MIDDLETOWN — They lined up in victory formation one final time. Do-everything quarterback Chris Rossiter took a knee and the seconds ticked down.
10 ... 9 ... 8 ... 7 ...
The celebration ensued.
For the first time since 2006, Upper Darby has made the District One Class AAAA playoffs.The Royals defeated Penncrest, 35-14, Friday night to wrap up a remarkable 8-2 regular season. Meanwhile, Penncrest was sent home for the year despite a 7-3 season. What ultimately ruined the Lions' playoff hopes was back-to-back losses to Ridley and Upper Darby.Early Saturday morning, the tournament seeds still were being hashed out. Whether the Royals would end up No. 16 or somewhere higher was to be determined.
The Royals don't seem to care who they play in the first round. All that matters is they're in.
"This is an awesome feeling. We did it ourselves,' Rossiter said, alluding to the idea that Upper Darby didn't need outside help to qualify for the postseason. "Once that clock started winding down under five minutes, we knew it was going to fall into place. It felt great.'
In no way were the Royals getting on the yellow bus and heading home without a victory and playoff berth in their back pockets.
They clearly wanted it bad.
"We know we have each other's backs, and we know we were going to win,' said Devon Vogel, who was exceptional on defense for the Royals. "We're a close team. We love to come to practice and we love playing together. It's like that all the time.'
Wide receiver De'Andre Pendergrass took it one step farther.
"We're a family,' he said.It's a tough and extremely talented family.
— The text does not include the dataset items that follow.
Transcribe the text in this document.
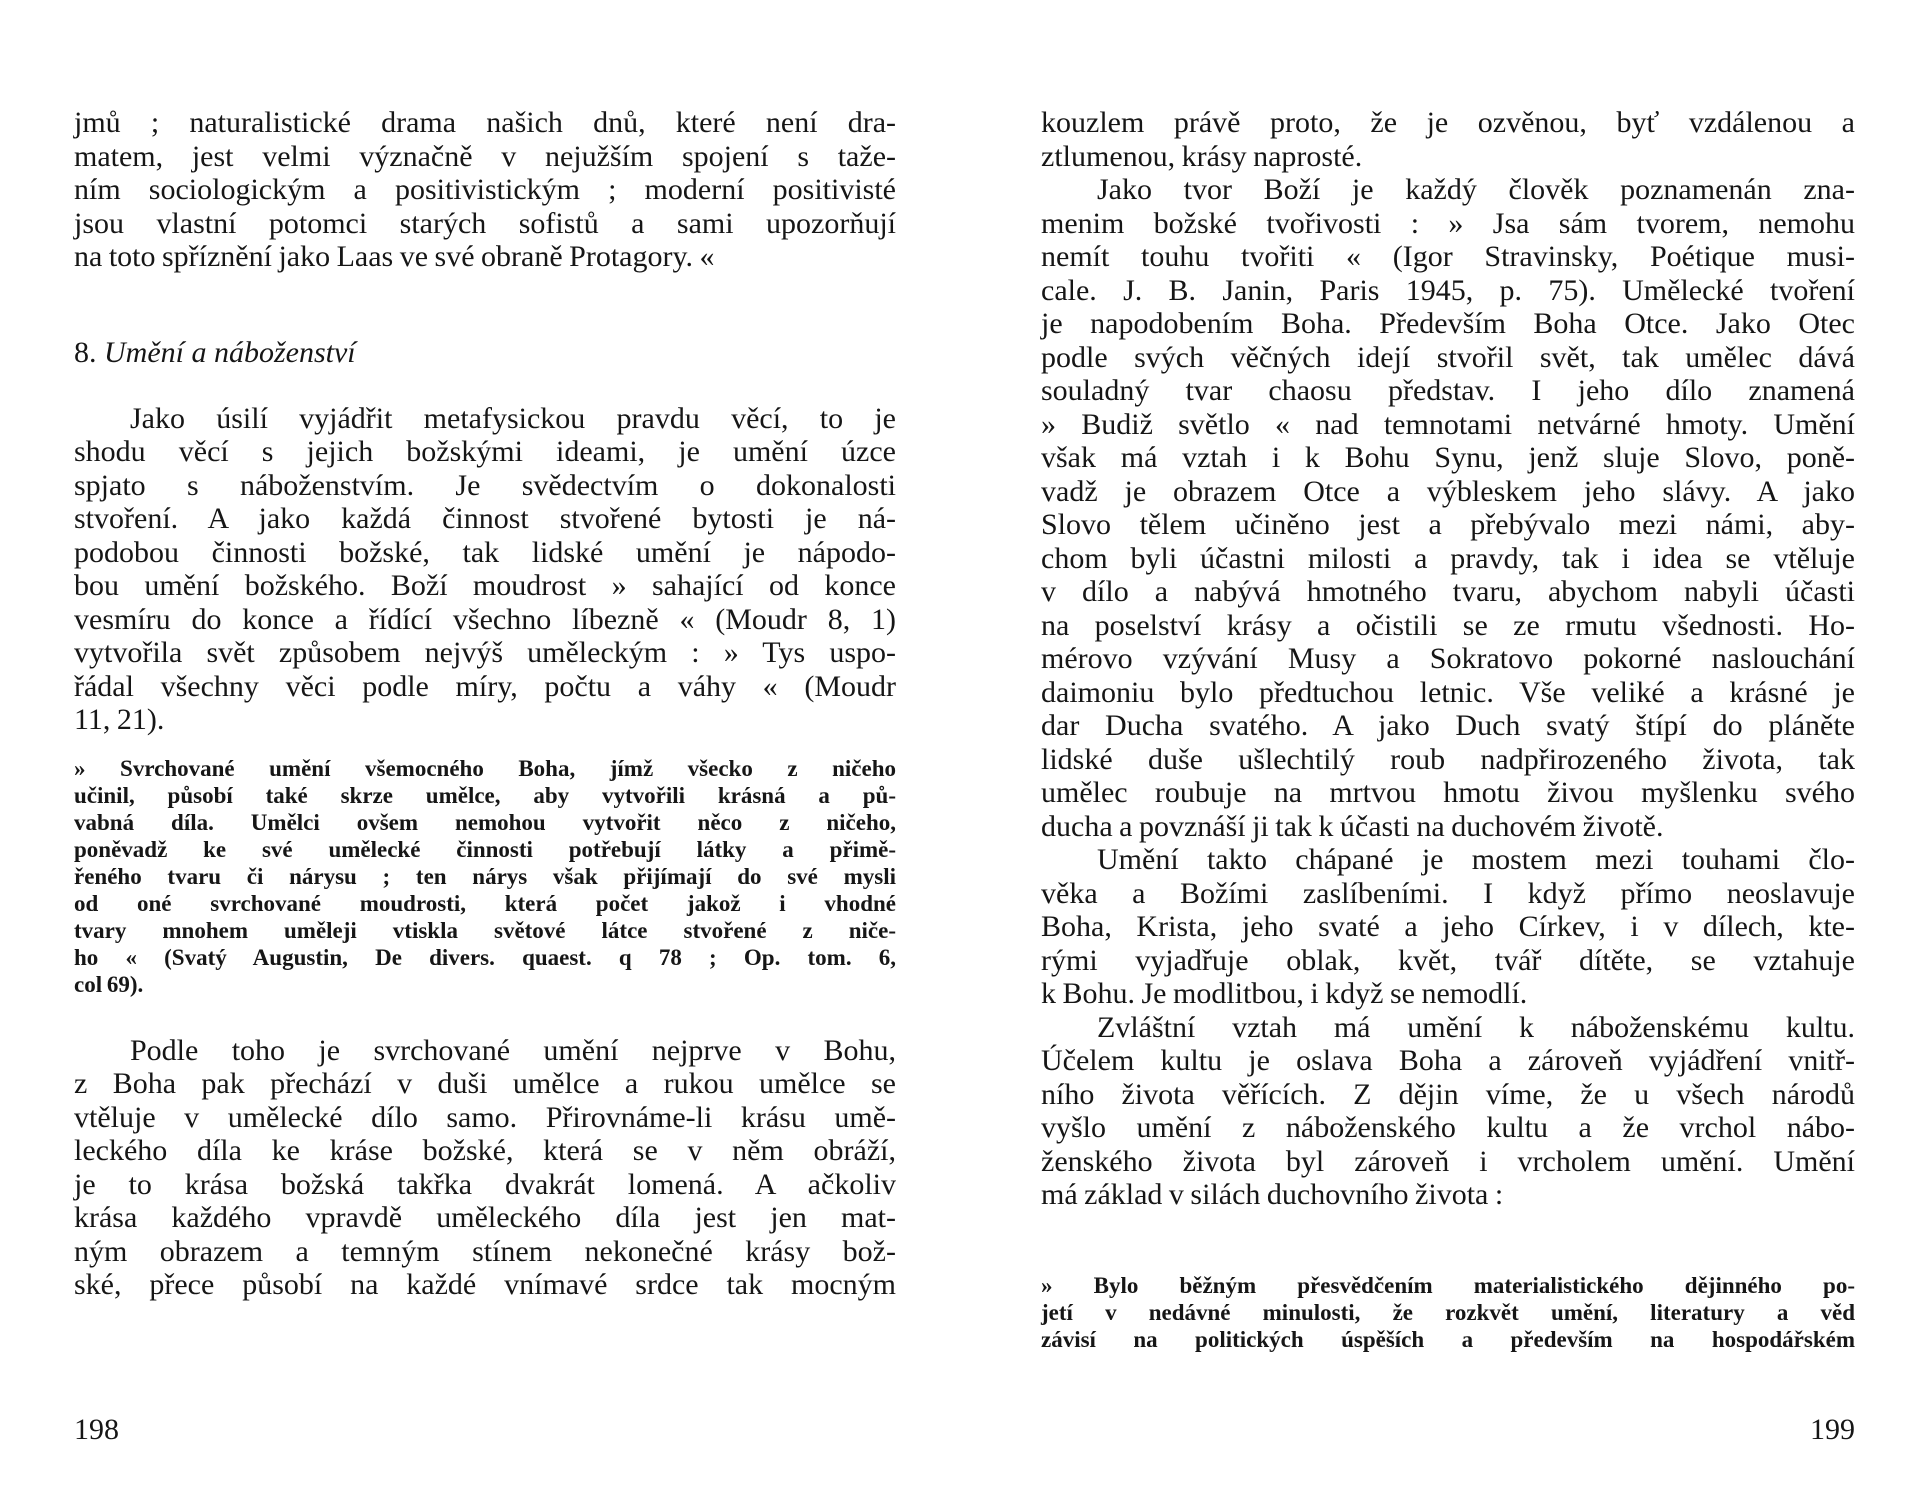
jmů ; naturalistické drama našich dnů, které není dra-
matem, jest velmi význačně v nejužším spojení s taže-
ním sociologickým a positivistickým ; moderní positivisté
jsou vlastní potomci starých sofistů a sami upozorňují
na toto spříznění jako Laas ve své obraně Protagory. «
8. Umění a náboženství
Jako úsilí vyjádřit metafysickou pravdu věcí, to je
shodu věcí s jejich božskými ideami, je umění úzce
spjato s náboženstvím. Je svědectvím o dokonalosti
stvoření. A jako každá činnost stvořené bytosti je ná-
podobou činnosti božské, tak lidské umění je nápodo-
bou umění božského. Boží moudrost » sahající od konce
vesmíru do konce a řídící všechno líbezně « (Moudr 8, 1)
vytvořila svět způsobem nejvýš uměleckým : » Tys uspo-
řádal všechny věci podle míry, počtu a váhy « (Moudr
11, 21).
» Svrchované umění všemocného Boha, jímž všecko z ničeho
učinil, působí také skrze umělce, aby vytvořili krásná a pů-
vabná díla. Umělci ovšem nemohou vytvořit něco z ničeho,
poněvadž ke své umělecké činnosti potřebují látky a přimě-
řeného tvaru či nárysu ; ten nárys však přijímají do své mysli
od oné svrchované moudrosti, která počet jakož i vhodné
tvary mnohem uměleji vtiskla světové látce stvořené z niče-
ho « (Svatý Augustin, De divers. quaest. q 78 ; Op. tom. 6,
col 69).
Podle toho je svrchované umění nejprve v Bohu,
z Boha pak přechází v duši umělce a rukou umělce se
vtěluje v umělecké dílo samo. Přirovnáme-li krásu umě-
leckého díla ke kráse božské, která se v něm obráží,
je to krása božská takřka dvakrát lomená. A ačkoliv
krása každého vpravdě uměleckého díla jest jen mat-
ným obrazem a temným stínem nekonečné krásy bož-
ské, přece působí na každé vnímavé srdce tak mocným
198
kouzlem právě proto, že je ozvěnou, byť vzdálenou a
ztlumenou, krásy naprosté.
Jako tvor Boží je každý člověk poznamenán zna-
menim božské tvořivosti : » Jsa sám tvorem, nemohu
nemít touhu tvořiti « (Igor Stravinsky, Poétique musi-
cale. J. B. Janin, Paris 1945, p. 75). Umělecké tvoření
je napodobením Boha. Především Boha Otce. Jako Otec
podle svých věčných idejí stvořil svět, tak umělec dává
souladný tvar chaosu představ. I jeho dílo znamená
» Budiž světlo « nad temnotami netvárné hmoty. Umění
však má vztah i k Bohu Synu, jenž sluje Slovo, poně-
vadž je obrazem Otce a výbleskem jeho slávy. A jako
Slovo tělem učiněno jest a přebývalo mezi námi, aby-
chom byli účastni milosti a pravdy, tak i idea se vtěluje
v dílo a nabývá hmotného tvaru, abychom nabyli účasti
na poselství krásy a očistili se ze rmutu všednosti. Ho-
mérovo vzývání Musy a Sokratovo pokorné naslouchání
daimoniu bylo předtuchou letnic. Vše veliké a krásné je
dar Ducha svatého. A jako Duch svatý štípí do pláněte
lidské duše ušlechtilý roub nadpřirozeného života, tak
umělec roubuje na mrtvou hmotu živou myšlenku svého
ducha a povznáší ji tak k účasti na duchovém životě.
Umění takto chápané je mostem mezi touhami člo-
věka a Božími zaslíbeními. I když přímo neoslavuje
Boha, Krista, jeho svaté a jeho Církev, i v dílech, kte-
rými vyjadřuje oblak, květ, tvář dítěte, se vztahuje
k Bohu. Je modlitbou, i když se nemodlí.
Zvláštní vztah má umění k náboženskému kultu.
Účelem kultu je oslava Boha a zároveň vyjádření vnitř-
ního života věřících. Z dějin víme, že u všech národů
vyšlo umění z náboženského kultu a že vrchol nábo-
ženského života byl zároveň i vrcholem umění. Umění
má základ v silách duchovního života :
» Bylo běžným přesvědčením materialistického dějinného po-
jetí v nedávné minulosti, že rozkvět umění, literatury a věd
závisí na politických úspěších a především na hospodářském
199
Royals coach Richie Gentile has been around a long time and has coached plenty of winners."Let's face it,' he said. "I'm old.'
And he's coached some amazing talent over his 19 seasons. Gentile might not have coached a better team than this year's Royals.
"This team reminds of the periods in the late 1990s, early 2000s where we had great underclassmen,' he said. "We have people that can step in play. I think we're hard to defend, hard to take away anything with our speed, and those guys (in the defensive secondary) are able to shut down wideouts and we can put guys behind the line scrimmage.
"I have no life during football season, so I'm always at home watching our film and (football) film in general. As I'm watching it, I'm seeing what we have. I'm not saying what's going to happen next week and if we're going to win or not, but as the year went on ... I'm thinking, I don't know if I'd be happy to play us.'
Nobody is going to be happy to defend Rossiter, who completed 11 of 12 pass attempts for 206 yards. Pendergrass finished with six catches for 124 yards and a touchdown. Rossiter fired a 41-yard scoring strike to Justin Venditti in the first quarter to start the scoring. The Lions responded with a crisp 13-play drive, capped by a Joe Volciak two-yard touchdown run.
It was all Upper Darby the rest of the way.
Fog rolled in by the start of the third quarter. Passing the ball (and seeing beyond 10 yards in the distance) proved to be difficult, especially for Penncrest junior quarterback Dan Fisher. Tasked with facing the best collection of defensive backs in the county, Fisher was 2-for-15 with two interceptions. Justin Venditti's pick-six gave the Royals a 35-7 lead in the fourth quarter. Venditti's second interception in the waning moments iced the game.
"We've made it,' Venditti exclaimed.
In addition to doing awesome things running and passing the football, Rossiter was swell in the secondary, too, and never left the field. Also, he nailed all five point-after attempts and averaged 41.6 yards per punt. All that was missing in Rossiter's repertoire was the Superman cape.